I'm interested in examining the average width of a polygon that represents the road surface. I also have the road centerline as a vector (which is sometimes not exactly in the center). In this example, the road-centerline is in red, and the polygon is blue:
One brute force approach I have thought of, is to buffer the line by small increments, intersect the buffer with a fishnet grid, intersect the road-polygon with a fishnet grid, calculate the intersected area for both intersection measures and to keep doing this until the error is small. This is a crude approach though, and I'm wondering if there is a more elegant solution. In addition, this would conceal the width of a large road and a small road.
I'm interested in a solution that uses ArcGIS 10, PostGIS 2.0 or QGIS software. I have seen this question and downloaded Dan Patterson's tool for ArcGIS10, but I wasn't able to calculate what I want with it.
I've just discovered the Minimum Bounding Geometry tool in ArcGIS 10 which enables me to produce the following green polygons:
This seems like a good solution for roads that follow a grid, but would not work otherwise, so I am still interested in any other suggestions.
Answer
Part of the problem is to find a suitable definition of "average width." Several are natural but will differ, at least slightly. For simplicity, consider definitions based on properties that are easy to compute (which is going to rule out those based on the medial axis transform or sequences of buffers, for instance).
As an example, consider that the archetypal intuition of a polygon with a definite "width" is a small buffer (say of radius r with squared ends) around a long, fairly straight polyline (say of length L). We think of 2r = w as its width. Thus:
Its perimeter P is approximately equal to 2L + 2w;
Its area A is approximately equal to w L.
The width w and length L can then be recovered as roots of the quadratic x^2 - (P/2)x + A; in particular, we can estimate
- w = (P - Sqrt(P^2 - 16A))/4.
When you're sure the polygon really is long and skinny, as a further approximation you can take 2L + 2w to equal 2L, whence
- w (crudely) = 2A / P.
The relative error in this approximation is proportional to w/L: the skinnier the polygon, the closer w/L is to zero, and the better the approximation gets.

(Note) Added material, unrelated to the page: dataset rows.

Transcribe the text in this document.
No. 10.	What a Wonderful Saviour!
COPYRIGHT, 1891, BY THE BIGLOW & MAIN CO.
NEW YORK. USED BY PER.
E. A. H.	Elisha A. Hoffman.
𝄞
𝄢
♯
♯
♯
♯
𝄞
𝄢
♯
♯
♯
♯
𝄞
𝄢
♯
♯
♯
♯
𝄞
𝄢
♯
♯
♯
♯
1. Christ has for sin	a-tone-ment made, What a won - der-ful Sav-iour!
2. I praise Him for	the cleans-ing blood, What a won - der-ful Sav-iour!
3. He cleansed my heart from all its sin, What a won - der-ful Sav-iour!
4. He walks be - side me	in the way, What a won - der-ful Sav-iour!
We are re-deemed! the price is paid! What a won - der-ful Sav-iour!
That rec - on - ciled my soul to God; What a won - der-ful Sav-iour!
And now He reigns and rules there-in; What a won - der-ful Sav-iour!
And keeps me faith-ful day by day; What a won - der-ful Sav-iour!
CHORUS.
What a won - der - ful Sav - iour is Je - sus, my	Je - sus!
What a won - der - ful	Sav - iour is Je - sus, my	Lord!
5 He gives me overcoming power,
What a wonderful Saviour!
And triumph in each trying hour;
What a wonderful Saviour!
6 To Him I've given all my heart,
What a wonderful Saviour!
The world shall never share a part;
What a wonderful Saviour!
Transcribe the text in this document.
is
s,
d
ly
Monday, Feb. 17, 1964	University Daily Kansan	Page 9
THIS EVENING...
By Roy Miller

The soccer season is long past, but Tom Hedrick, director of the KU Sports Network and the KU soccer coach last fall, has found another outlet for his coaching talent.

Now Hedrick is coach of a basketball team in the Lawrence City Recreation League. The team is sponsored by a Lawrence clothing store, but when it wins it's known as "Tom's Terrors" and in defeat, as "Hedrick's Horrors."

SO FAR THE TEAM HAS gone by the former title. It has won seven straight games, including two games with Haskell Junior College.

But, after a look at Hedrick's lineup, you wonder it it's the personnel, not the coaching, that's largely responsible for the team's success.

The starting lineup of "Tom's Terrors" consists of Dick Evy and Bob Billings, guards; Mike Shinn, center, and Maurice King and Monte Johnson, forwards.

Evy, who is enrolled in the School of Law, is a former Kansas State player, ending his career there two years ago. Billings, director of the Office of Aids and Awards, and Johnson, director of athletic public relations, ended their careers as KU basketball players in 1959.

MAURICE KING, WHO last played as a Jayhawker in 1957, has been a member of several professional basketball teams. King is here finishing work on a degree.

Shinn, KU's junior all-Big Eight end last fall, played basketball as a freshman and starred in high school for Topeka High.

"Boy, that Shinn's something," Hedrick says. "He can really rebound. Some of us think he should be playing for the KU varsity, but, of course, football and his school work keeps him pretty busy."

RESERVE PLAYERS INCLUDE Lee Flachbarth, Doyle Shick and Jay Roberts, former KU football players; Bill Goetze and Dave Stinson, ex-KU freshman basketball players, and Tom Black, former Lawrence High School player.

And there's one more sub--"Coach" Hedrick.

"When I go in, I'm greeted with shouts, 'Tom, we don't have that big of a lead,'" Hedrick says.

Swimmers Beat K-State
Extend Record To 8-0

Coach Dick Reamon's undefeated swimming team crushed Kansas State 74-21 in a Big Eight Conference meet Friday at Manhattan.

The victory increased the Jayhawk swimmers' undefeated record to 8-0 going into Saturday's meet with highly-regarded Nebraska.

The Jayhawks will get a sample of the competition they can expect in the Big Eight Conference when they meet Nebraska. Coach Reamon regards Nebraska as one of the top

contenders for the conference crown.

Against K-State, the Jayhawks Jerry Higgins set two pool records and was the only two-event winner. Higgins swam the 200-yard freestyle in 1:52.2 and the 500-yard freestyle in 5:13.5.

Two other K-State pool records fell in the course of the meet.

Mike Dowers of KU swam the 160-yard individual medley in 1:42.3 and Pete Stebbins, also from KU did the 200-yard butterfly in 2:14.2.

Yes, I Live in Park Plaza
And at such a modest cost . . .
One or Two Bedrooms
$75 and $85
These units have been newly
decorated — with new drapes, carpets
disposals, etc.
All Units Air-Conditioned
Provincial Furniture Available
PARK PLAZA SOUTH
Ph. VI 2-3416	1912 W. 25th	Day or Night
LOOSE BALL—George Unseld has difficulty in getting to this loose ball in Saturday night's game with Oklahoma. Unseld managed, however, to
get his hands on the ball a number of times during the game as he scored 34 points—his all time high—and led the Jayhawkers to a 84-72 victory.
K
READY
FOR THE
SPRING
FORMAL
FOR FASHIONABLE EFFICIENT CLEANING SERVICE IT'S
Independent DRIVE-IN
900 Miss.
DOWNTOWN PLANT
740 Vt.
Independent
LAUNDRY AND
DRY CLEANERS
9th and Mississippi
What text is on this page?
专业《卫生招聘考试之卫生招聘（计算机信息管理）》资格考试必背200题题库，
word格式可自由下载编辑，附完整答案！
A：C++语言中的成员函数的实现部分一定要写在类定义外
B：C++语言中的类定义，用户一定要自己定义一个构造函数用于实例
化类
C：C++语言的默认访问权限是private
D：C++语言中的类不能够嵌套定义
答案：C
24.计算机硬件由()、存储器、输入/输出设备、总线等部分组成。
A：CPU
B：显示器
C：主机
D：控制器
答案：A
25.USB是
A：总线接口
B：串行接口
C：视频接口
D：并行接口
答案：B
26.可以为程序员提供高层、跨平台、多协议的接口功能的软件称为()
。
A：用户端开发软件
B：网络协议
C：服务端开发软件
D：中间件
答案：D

Not only is this approach extremely simple (just divide the area by the perimeter and multiply by 2), with either formula it doesn't matter how the polygon is oriented or where it is situated (because such Euclidean motions change neither the area nor the perimeter).
You might consider using either of these formulas to estimate average width for any polygons that represent street segments. The error you make in the original estimate of w (with the quadratic formula) comes about because the area A also includes tiny wedges at each bend of the original polyline. If the sum of bend angles is t radians (this is the total absolute curvature of the polyline), then really
P = 2L + 2w + 2 Pi t w and
A = L w + Pi t w^2.
Plug these into the previous (quadratic formula) solution and simplify. When the smoke clears, the contribution from the curvature term t has disappeared! What originally looked like an approximation is perfectly accurate for non-self-intersecting polyline buffers (with squared ends). For variable-width polygons, this is therefore a reasonable definition of average width.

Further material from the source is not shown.